The software was first developed by Dr John Parkinson, David Guiliano and Mark Blaxter, at Edinburgh University. The software was then developed by Alasdair Anthony, Ralf Schmid and James Wasmuth

How do I download and install trace2dbest?

You can download the software and manuals from here:

software

trace2dbest is packaged as a tarball and is relatively easy to install on Linux/Unix systems (or on a PC using cygwin). Simply unpack the tarball using 'tar zxvf trace2dbest_x.x.tar.gz' and then copy the perl scripts to wherever you keep executables. Please remember to read the user manual before starting trace2dbest.

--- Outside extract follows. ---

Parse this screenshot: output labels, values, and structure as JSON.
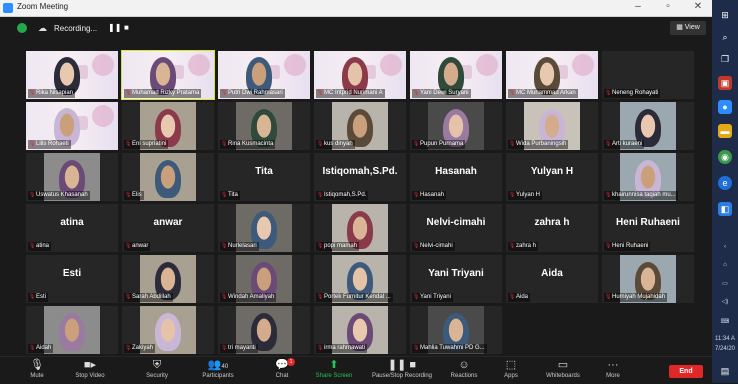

How can I suggest improvements or bugs?

We welcome feedback. Any comments, suggestions, or bugs should be reported by emailing us

How can I cite this software?

The reference for trace2dbest (and PartiGene) is "John Parkinson , Alasdair Anthony , James Wasmuth , Ralf Schmid , Ann Hedley , and Mark Blaxter PartiGene—constructing partial genomes Bioinformatics Advance Access published on June 12, 2004, DOI 10.1093/bioinformatics/bth101. Bioinformatics 20: 1398-1404".

I get the error "phredpar.dat not found" - why?

The location of the phredpar.dat file needs to be defined as an environmental variable, as decribed in the phred documnetation.
For a bash shell add this line to your bashrc file:
export PHRED_PARAMETER_FILE=/my/phredpar.dat/file/is/here
for a C-like shell add this line to your cshrc file:
setenv PHRED_PARAMETER_FILE "/my/phredpar.dat/file/is/here"
obviously you will need to alter the location to show where your phredpar.dat file really is.

I don't think trace2dbest is removing all vector sequence - why?

First, please ensure you have installed the latest version of trace2dbest.
If you are still having problems, you could use the option in trace2dbest to alter the cross_match vector screening parameters.

What Should I do if I get this error "fatal error: unable to match primer ID string" in trace2dbest?

This is a phred error message that occurs when phred does not recoginse the primer ID in the trace file. To solve the problem, simply add an appropriate primer ID line (containing chemistry, dye and machine information) to the phredpar.dat file. See the phredpar.dat file, the trace2dbest manual and the phred documentation for more information.

trace2dbest says it can't save output files because file already exists - how?

trace2dbest saves its output files to a directory time stamped with the current hour and minute. Therefore if more than one trace2dbest session finishes in the same minute they will try to write to the same directory. The best solution is to leave at least a minute between trace2dbest sessions.